05/10/2006 - Le cabinet-conseil Impact Mémoire a présenté ses travaux, qui permettent d'évaluer la composition émotionnelle idéale d'une campagne médias.

Les campagnes de promotion, qui s'adressent à la seule raison du consommateur, seraient du côté de Descartes. Tandis que la publicité, qui fait appel au « coeur », serait en phase avec Pascal. Dans ce duel, pour le cabinet Impact Mémoire (IM), c'est clairement Pascal qui l'emporte. Et avec lui « l'émotion qui fait vendre », le sujet de la rencontre organisée mercredi 27 septembre à Paris par IM, dont les experts en sciences cognitives ont dressé un état des connaissances sur le fonctionnement des émotions et sur le rôle qu'elles jouent dans la mémorisation d'un message publicitaire et dans la décision d'achat.

Bernard Croisile, neurologue chez IM, a ainsi mis en évidence la relation entre l'intensité de l'émotion et le degré de mémorisation d'un message.
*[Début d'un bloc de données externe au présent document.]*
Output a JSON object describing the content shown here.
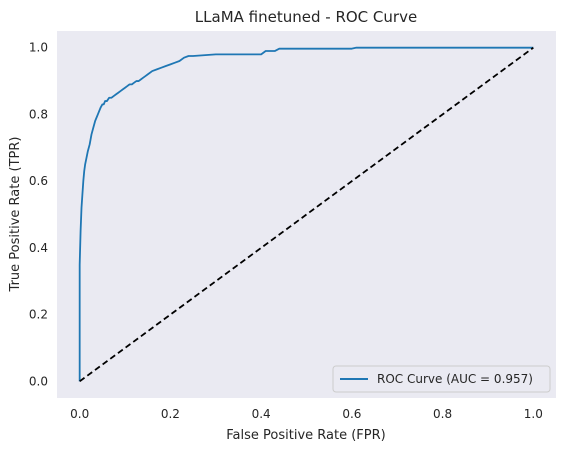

En clair, plus l'émotion, négative comme la peur, ou positive comme la joie, est intense et mieux la publicité est mémorisée. Mais cette loi a une limite, indique Bruno Poyet, fondateur d'IM : « Si l'émotion est trop forte, comme dans le film de la Prévention routière mettant en scène un redoublement d'accident sur une famille, le sujet isole et neutralise ce souvenir qu'il ne peut intégrer. »
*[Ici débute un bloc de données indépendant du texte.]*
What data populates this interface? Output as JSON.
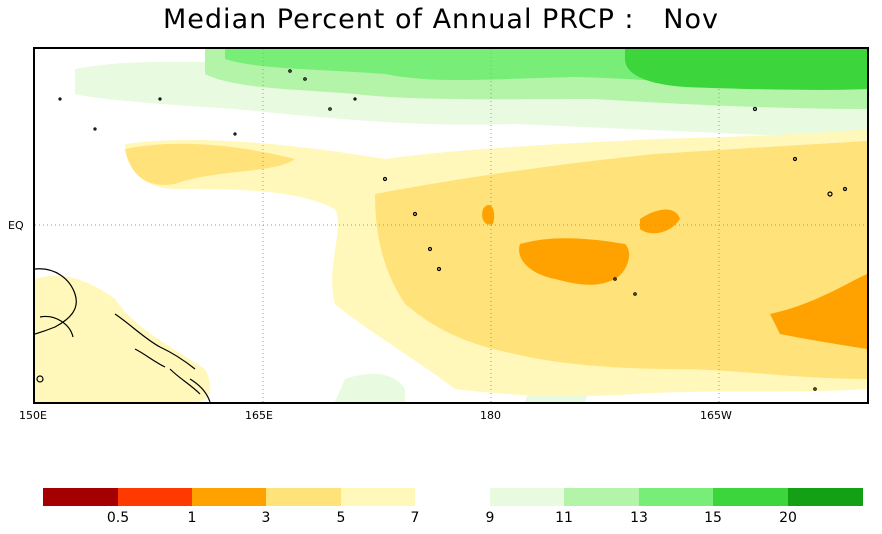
{
  "title": "Median Percent of Annual PRCP :   Nov",
  "x_axis_labels": [
    "150E",
    "165E",
    "180",
    "165W"
  ],
  "y_axis_labels": [
    "EQ"
  ],
  "legend": {
    "colors": [
      "#a40000",
      "#ff3a00",
      "#ffa200",
      "#ffe37a",
      "#fff8ba",
      "#ffffff",
      "#e8fae0",
      "#b4f4a8",
      "#78ee78",
      "#3cd63c",
      "#14a014"
    ],
    "labels": [
      "0.5",
      "1",
      "3",
      "5",
      "7",
      "9",
      "11",
      "13",
      "15",
      "20"
    ]
  }
}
Bien construire le message

L'influence des mécanismes émotionnels se fait sentir sur toute la chaîne, du message jusqu'au comportement du consommateur. Une formulation négative, comme la peur ou la contextualisation triste du message, limite la prise de décision. Est-ce à dire que la création est condamnée à afficher un optimisme béat, à fuir toute négativité ? Pas tout à fait, tempère Bruno Poyet, en avançant que l'aspect décisif réside dans la construction du message. On peut parfaitement partir sur un récit très destructeur pourvu que l'on trouve une chute positive. Comme ce célèbre film pour la Peugeot 206, qui montre un jeune homme, dans une ville orientale, maltraiter sa vieille voiture... jusqu'à ce qu'elle ressemble vaguement à une 206.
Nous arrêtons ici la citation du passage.